Durante entrevista coletiva em que apresentou um balanço do primeiro ano de seu segundo mandato, Trump afirmou ter afinidade com o presidente brasileiro e destacou o papel que Lula poderá desempenhar no novo conselho. Segundo o presidente norte-americano, o convite foi feito diretamente ao chefe do Executivo brasileiro. O atual mandato de Trump segue até janeiro de 2029.

O Conselho da Paz integra a segunda fase do plano para Gaza assinado em outubro do ano passado, sob mediação dos Estados Unidos. O acordo previa um cessar-fogo entre Israel e o território palestino, embora agências das Nações Unidas relatem a continuidade de bombardeios e confrontos armados na região.

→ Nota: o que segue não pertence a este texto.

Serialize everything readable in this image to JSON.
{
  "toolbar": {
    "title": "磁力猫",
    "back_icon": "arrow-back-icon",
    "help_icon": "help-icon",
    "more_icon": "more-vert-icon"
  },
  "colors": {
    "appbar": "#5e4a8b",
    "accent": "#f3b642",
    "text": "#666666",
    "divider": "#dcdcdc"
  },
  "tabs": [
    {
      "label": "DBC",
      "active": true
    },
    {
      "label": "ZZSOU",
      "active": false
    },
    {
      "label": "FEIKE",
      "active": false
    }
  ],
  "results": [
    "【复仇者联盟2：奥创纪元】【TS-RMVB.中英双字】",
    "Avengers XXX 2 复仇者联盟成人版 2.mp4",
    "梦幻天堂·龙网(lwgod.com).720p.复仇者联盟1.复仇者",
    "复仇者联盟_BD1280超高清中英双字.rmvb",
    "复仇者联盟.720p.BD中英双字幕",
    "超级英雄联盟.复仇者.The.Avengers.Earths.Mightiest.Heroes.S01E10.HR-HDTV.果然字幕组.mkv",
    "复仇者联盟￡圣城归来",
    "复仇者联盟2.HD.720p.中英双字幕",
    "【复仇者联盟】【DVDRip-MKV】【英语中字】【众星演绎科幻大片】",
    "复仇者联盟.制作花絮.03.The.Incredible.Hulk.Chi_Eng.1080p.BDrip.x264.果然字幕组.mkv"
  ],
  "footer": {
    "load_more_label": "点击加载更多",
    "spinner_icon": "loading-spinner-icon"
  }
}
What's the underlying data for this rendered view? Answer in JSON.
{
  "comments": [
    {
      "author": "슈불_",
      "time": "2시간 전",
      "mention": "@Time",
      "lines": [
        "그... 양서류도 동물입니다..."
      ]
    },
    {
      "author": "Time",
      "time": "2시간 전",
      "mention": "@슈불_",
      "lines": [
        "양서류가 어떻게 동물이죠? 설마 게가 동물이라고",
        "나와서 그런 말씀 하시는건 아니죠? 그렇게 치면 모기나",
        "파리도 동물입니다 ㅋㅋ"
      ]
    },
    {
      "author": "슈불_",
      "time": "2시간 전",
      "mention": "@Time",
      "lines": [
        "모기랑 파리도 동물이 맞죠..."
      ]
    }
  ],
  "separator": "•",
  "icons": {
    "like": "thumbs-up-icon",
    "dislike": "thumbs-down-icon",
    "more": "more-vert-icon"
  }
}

Até o momento, o Palácio do Planalto não informou se Lula aceitará o convite. Fontes do Ministério das Relações Exteriores confirmaram que o governo brasileiro recebeu formalmente o convite no último fim de semana, por meio da Embaixada do Brasil em Washington.

Além do presidente brasileiro, outros líderes internacionais também foram convidados a integrar o colegiado. Entre eles estão o presidente da Argentina, Javier Milei, que divulgou a carta de Trump nas redes sociais, e o presidente do Paraguai, Santiago Peña, que agradeceu publicamente pelo convite. O presidente da Turquia, Recep Tayyip Erdogan, também teria sido convidado, assim como líderes europeus e autoridades do Egito.

Em comunicado divulgado na última sexta-feira, dia 16, o governo norte-americano anunciou a composição inicial do grupo responsável pela administração de Gaza. Entre os nomes citados estão o enviado dos Estados Unidos para o Oriente Médio, Steve Witkoff, o secretário de Estado, Marco Rubio, o genro de Trump, Jared Kushner, e o ex-primeiro-ministro do Reino Unido, Tony Blair. De acordo com a Casa Branca, esse comitê executivo deverá seguir as diretrizes definidas pelo Conselho da Paz. Um segundo comitê, com perfil tecnocrático, também está em formação, com representantes da Turquia e do Catar. Até agora, nenhum líder palestino foi indicado para integrar as estruturas de governança propostas para Gaza.

Os convites enviados aos presidentes do Paraguai e da Argentina não detalham a composição do conselho nem suas regras de funcionamento. A iniciativa gerou críticas do governo de Israel. Segundo a imprensa internacional, incluindo veículos israelenses, o gabinete do primeiro-ministro Benjamin Netanyahu afirmou que o comitê executivo não foi coordenado com o governo israelense e contraria a política adotada pelo país.

Reportagem da emissora Bloomberg divulgou um rascunho de um possível estatuto do Conselho da Paz, no qual constaria a exigência de um aporte de 1 bilhão de dólares por parte de cada país convidado para garantir um assento permanente no colegiado. A Casa Branca negou a informação, de acordo com a agência Reuters.

No mesmo dia em que Trump confirmou o convite, o presidente Lula fez críticas ao líder norte-americano durante uma cerimônia de entrega de moradias do programa Minha Casa, Minha Vida, no Rio Grande do Sul. Em meio ao aumento das tensões entre os Estados Unidos e países europeus, Lula afirmou que Trump tenta governar o mundo por meio das redes sociais.

Em seu discurso, o presidente brasileiro ironizou a frequência das manifestações públicas do chefe de Estado norte-americano e destacou que não permite o uso de celulares em seu gabinete, ao criticar o uso excessivo de dispositivos eletrônicos.